Their medals glinted in the low sunlight as they marched alongside the proud veterans to the Cenotaph. They were glad of the warmth provided by their jumpers though.

The Guernsey jumper has long been a standard item of clothing for seafarers. Not only is it ideal for protecting them from the bite of the cold winds, but it has also served a useful, if macabre, function at times of disaster along the coastline. Many a drowned sailor and fisherman has been identified by the pattern knitted into his Guernsey - every family had it's own, unique pattern and from that the family name, and even the town or village, could be worked out. That's how Redcar lifeboatman William Guy was identified when he was lost overboard from the Zetland lifeboat in a teriffic storm on
Christmas Day, 1836 and his body was later pulled from the sea, down the coast at Staithes.

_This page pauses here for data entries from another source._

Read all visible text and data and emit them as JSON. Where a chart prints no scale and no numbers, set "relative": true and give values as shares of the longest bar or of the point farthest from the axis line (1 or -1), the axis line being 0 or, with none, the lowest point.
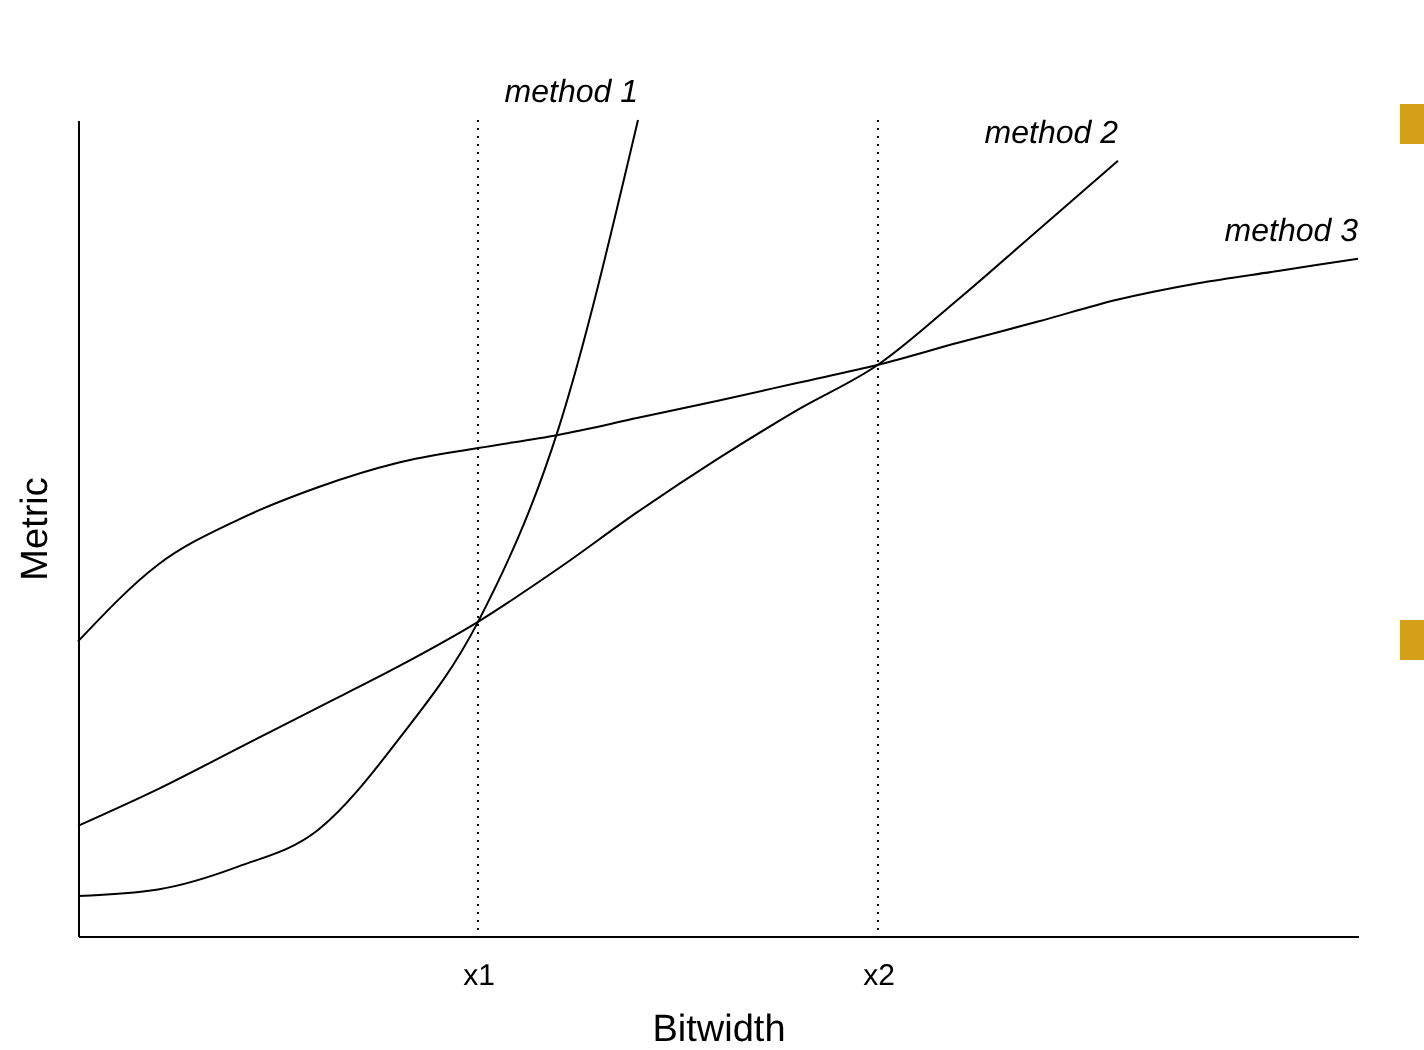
{
  "chart_data": {
    "type": "line",
    "xlabel": "Bitwidth",
    "ylabel": "Metric",
    "relative": true,
    "categories": [
      null,
      null,
      null,
      null,
      null,
      "x1",
      null,
      null,
      null,
      null,
      "x2",
      null,
      null,
      null,
      null,
      null,
      null
    ],
    "series": [
      {
        "name": "method 1",
        "color": "#000000",
        "values": [
          0.049,
          0.057,
          0.085,
          0.13,
          0.24,
          0.385,
          0.62,
          1,
          null,
          null,
          null,
          null,
          null,
          null,
          null,
          null,
          null
        ]
      },
      {
        "name": "method 2",
        "color": "#000000",
        "values": [
          0.135,
          0.18,
          0.23,
          0.28,
          0.33,
          0.385,
          0.45,
          0.52,
          0.585,
          0.645,
          0.7,
          0.78,
          0.865,
          0.95,
          null,
          null,
          null
        ]
      },
      {
        "name": "method 3",
        "color": "#000000",
        "values": [
          0.361,
          0.455,
          0.51,
          0.55,
          0.58,
          0.598,
          0.614,
          0.635,
          0.656,
          0.678,
          0.7,
          0.727,
          0.753,
          0.78,
          0.8,
          0.815,
          0.83
        ]
      }
    ],
    "ref_lines": [
      {
        "axis": "x",
        "value": "x1",
        "line_style": "dotted",
        "color": "#000000"
      },
      {
        "axis": "x",
        "value": "x2",
        "line_style": "dotted",
        "color": "#000000"
      }
    ],
    "grid": false,
    "legend": false,
    "marker": "none",
    "line_style": "solid"
  }
}
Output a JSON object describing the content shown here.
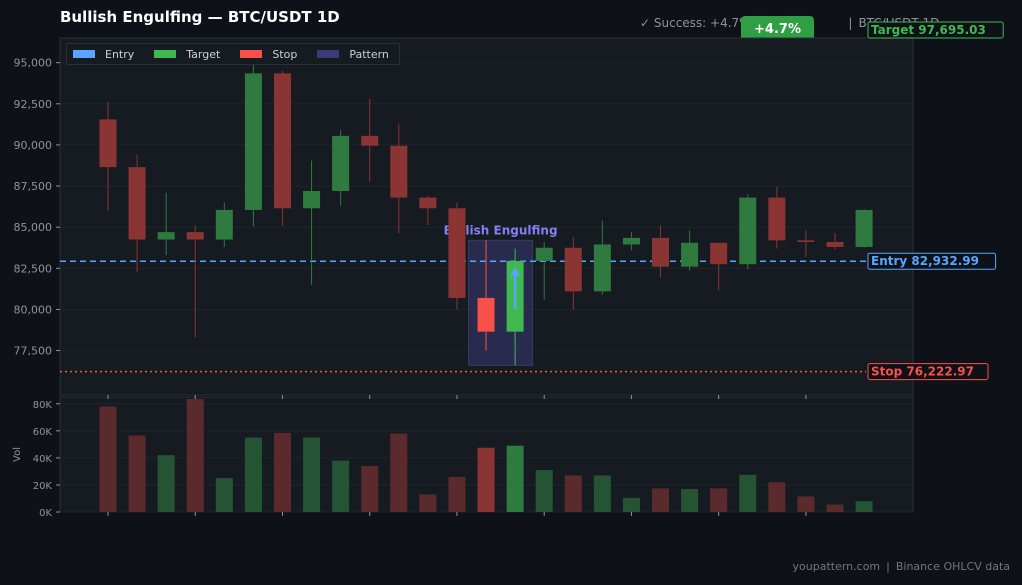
{
  "header": {
    "title": "Bullish Engulfing  —  BTC/USDT 1D",
    "success_text": "✓ Success: +4.7%",
    "separator": "|",
    "pair_text": "BTC/USDT 1D",
    "badge": "+4.7%"
  },
  "footer": {
    "site": "youpattern.com",
    "separator": "|",
    "source": "Binance OHLCV data"
  },
  "legend": [
    {
      "label": "Entry",
      "color": "#58a6ff"
    },
    {
      "label": "Target",
      "color": "#3fb950"
    },
    {
      "label": "Stop",
      "color": "#f85149"
    },
    {
      "label": "Pattern",
      "color": "#3b3b7a"
    }
  ],
  "chart_data": {
    "type": "candlestick",
    "title": "Bullish Engulfing  —  BTC/USDT 1D",
    "ylim": [
      74800,
      96500
    ],
    "yticks": [
      77500,
      80000,
      82500,
      85000,
      87500,
      90000,
      92500,
      95000
    ],
    "ytick_labels": [
      "77,500",
      "80,000",
      "82,500",
      "85,000",
      "87,500",
      "90,000",
      "92,500",
      "95,000"
    ],
    "candles": [
      {
        "open": 91550,
        "high": 92600,
        "low": 86000,
        "close": 88650
      },
      {
        "open": 88650,
        "high": 89400,
        "low": 82300,
        "close": 84250
      },
      {
        "open": 84250,
        "high": 87100,
        "low": 83300,
        "close": 84700
      },
      {
        "open": 84700,
        "high": 85100,
        "low": 78300,
        "close": 84250
      },
      {
        "open": 84250,
        "high": 86500,
        "low": 83800,
        "close": 86050
      },
      {
        "open": 86050,
        "high": 95000,
        "low": 85050,
        "close": 94350
      },
      {
        "open": 94350,
        "high": 94500,
        "low": 85100,
        "close": 86150
      },
      {
        "open": 86150,
        "high": 89050,
        "low": 81500,
        "close": 87200
      },
      {
        "open": 87200,
        "high": 90900,
        "low": 86300,
        "close": 90550
      },
      {
        "open": 90550,
        "high": 92800,
        "low": 87750,
        "close": 89950
      },
      {
        "open": 89950,
        "high": 91300,
        "low": 84650,
        "close": 86800
      },
      {
        "open": 86800,
        "high": 86900,
        "low": 85150,
        "close": 86150
      },
      {
        "open": 86150,
        "high": 86500,
        "low": 80000,
        "close": 80700
      },
      {
        "open": 80700,
        "high": 84200,
        "low": 77500,
        "close": 78650
      },
      {
        "open": 78650,
        "high": 83700,
        "low": 76600,
        "close": 82950
      },
      {
        "open": 82950,
        "high": 84100,
        "low": 80600,
        "close": 83750
      },
      {
        "open": 83750,
        "high": 84400,
        "low": 80000,
        "close": 81100
      },
      {
        "open": 81100,
        "high": 85400,
        "low": 80900,
        "close": 83950
      },
      {
        "open": 83950,
        "high": 84700,
        "low": 83600,
        "close": 84350
      },
      {
        "open": 84350,
        "high": 85100,
        "low": 81950,
        "close": 82600
      },
      {
        "open": 82600,
        "high": 84800,
        "low": 82350,
        "close": 84050
      },
      {
        "open": 84050,
        "high": 84050,
        "low": 81150,
        "close": 82750
      },
      {
        "open": 82750,
        "high": 87000,
        "low": 82450,
        "close": 86800
      },
      {
        "open": 86800,
        "high": 87450,
        "low": 83700,
        "close": 84200
      },
      {
        "open": 84200,
        "high": 84800,
        "low": 83200,
        "close": 84100
      },
      {
        "open": 84100,
        "high": 84650,
        "low": 83650,
        "close": 83800
      },
      {
        "open": 83800,
        "high": 86100,
        "low": 83750,
        "close": 86050
      }
    ],
    "volume": {
      "ylabel": "Vol",
      "ylim": [
        0,
        85000
      ],
      "yticks": [
        0,
        20000,
        40000,
        60000,
        80000
      ],
      "ytick_labels": [
        "0K",
        "20K",
        "40K",
        "60K",
        "80K"
      ],
      "values": [
        78000,
        56500,
        42000,
        83500,
        25000,
        55000,
        58500,
        55000,
        38000,
        34000,
        58000,
        13000,
        26000,
        47500,
        49000,
        31000,
        27000,
        27000,
        10500,
        17500,
        17000,
        17500,
        27500,
        22000,
        11500,
        5500,
        8000
      ]
    },
    "entry": {
      "label": "Entry",
      "value": 82932.99,
      "value_text": "82,932.99",
      "color": "#58a6ff"
    },
    "target": {
      "label": "Target",
      "value": 97695.03,
      "value_text": "97,695.03",
      "color": "#3fb950"
    },
    "stop": {
      "label": "Stop",
      "value": 76222.97,
      "value_text": "76,222.97",
      "color": "#f85149"
    },
    "pattern": {
      "label": "Bullish Engulfing",
      "start_index": 13,
      "end_index": 14,
      "low": 76600,
      "high": 84200
    },
    "colors": {
      "up": "#2f7a3f",
      "down": "#8b3434",
      "pattern_up": "#3fb950",
      "pattern_down": "#f85149",
      "pattern_fill": "#2a2d52",
      "pattern_label": "#8b7cf6",
      "arrow": "#58a6ff",
      "grid": "#1f252d",
      "axis_text": "#8b949e",
      "panel_bg": "#161b22"
    }
  }
}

Gladly, no such disasters this week for the crew to deal with. Only one rescue - to a fishing boat with engine trouble. No problems with the weather though - sea conditions have been quite benign most of the week. The early morning sunshine has presented us with more beautiful sunrises over the cliffs at Saltburn. The calm seas have even attracted an unusual visitor to the bottom of the lifeboat station slipway. A young swan swooped down and spent an hour or so soaking up the sun as it paddled up and down the shoreline, much to the amusement of curious onlookers, including the seagulls.

With big tides by the end of the week, there's been an opportunity to explore the far reaches of the rocks - the "scars" from which Redcar's name is derived - at low tide for crabs. Armed with nothing more than a long metal hook to probe the nooks and crannies, the people of Redcar have done the same thing for hundreds of years.

It looks like a decent few days coming our way. The Atlantic chart shows a high pressure system dominating the south-western approaches to the UK. That should give us some mild airflows with only a threat of rain on Monday. And not much wind, so it should actually feel mild as well.